Henüz lise yıllarımdayken, sıra altlarında ders dinlemek yerine kitaplara dalmışken tanışmıştım Küçük İskender’le rahmetli…
O günlerde başlayan sevgim bir gün ansızın Sertab’ın bu parçasına yazdığı sözlerle daha da perçinlendi.
Şimdi yıllar sonra, başka bir varoluşsal halin ortasında, o günlerde tuttuğum bir ağıtın ucuna tutunup bambaşka ölümlere başka anlamlar yüklüyorum.
Hala başucumdan eksik olmayan, her ne hikmetse, Sina Akyol’un 96 basımlı bir kitabı vardır(Avluda).
Şöyle açar ilk sayfalarını,
“İyi ki onlar vardı, anlamın
Uzak kıyısında:
Süfli söz.

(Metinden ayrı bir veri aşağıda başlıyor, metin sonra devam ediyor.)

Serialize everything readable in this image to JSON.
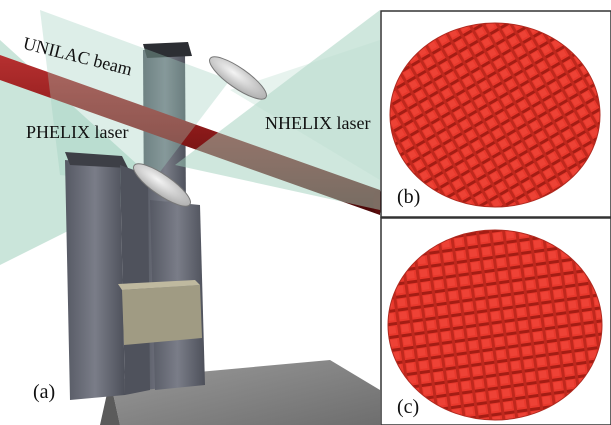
{
  "labels": {
    "unilac_beam": "UNILAC beam",
    "phelix_laser": "PHELIX laser",
    "nhelix_laser": "NHELIX laser",
    "panel_a": "(a)",
    "panel_b": "(b)",
    "panel_c": "(c)"
  },
  "colors": {
    "background": "#ffffff",
    "laser_cone": "#9fcfbc",
    "ion_beam": "#8a1414",
    "stand": "#6b6e78",
    "target_red": "#e8382c",
    "panel_border": "#333333"
  }
}
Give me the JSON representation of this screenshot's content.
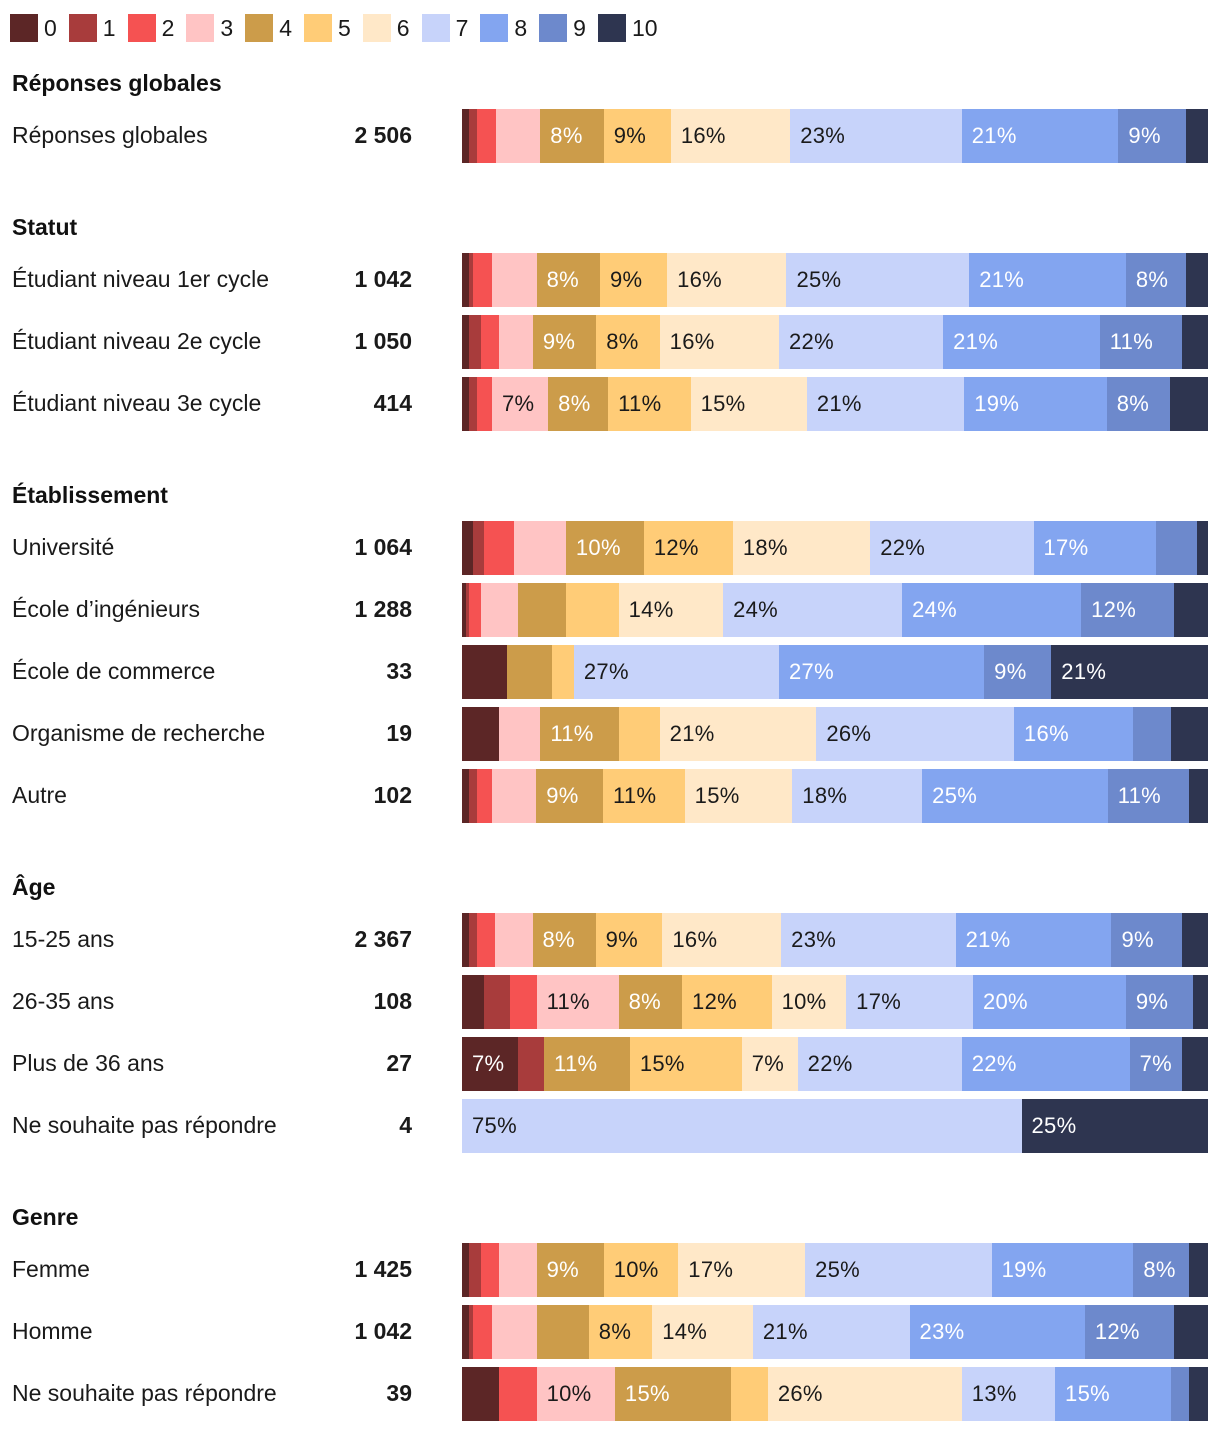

Derin zaman.
YETİNMEK SEVİNDİRİR”
Ve devam eder;
“Ey ANLAM,
Ey seni vurmak için.
Uzakta, kan rengi.
Bir ses. Kırılan yerinde dilin.
Diyor ki git, anlam uzaktadır.”
Ve daha da demelere doyamaz Sina Akyol, kısacık yalın kelimelerle doymadığı da ne güzel olmuştur.
Şimdi yine bir denklemin kendi anlamlandırmaya çalıştığım ucunda, birçok oluşun, olamayışın ve kaybın ortasında, dört yol ağzında, topun ağzında, bir aslanın ağzında usulca duruyorum.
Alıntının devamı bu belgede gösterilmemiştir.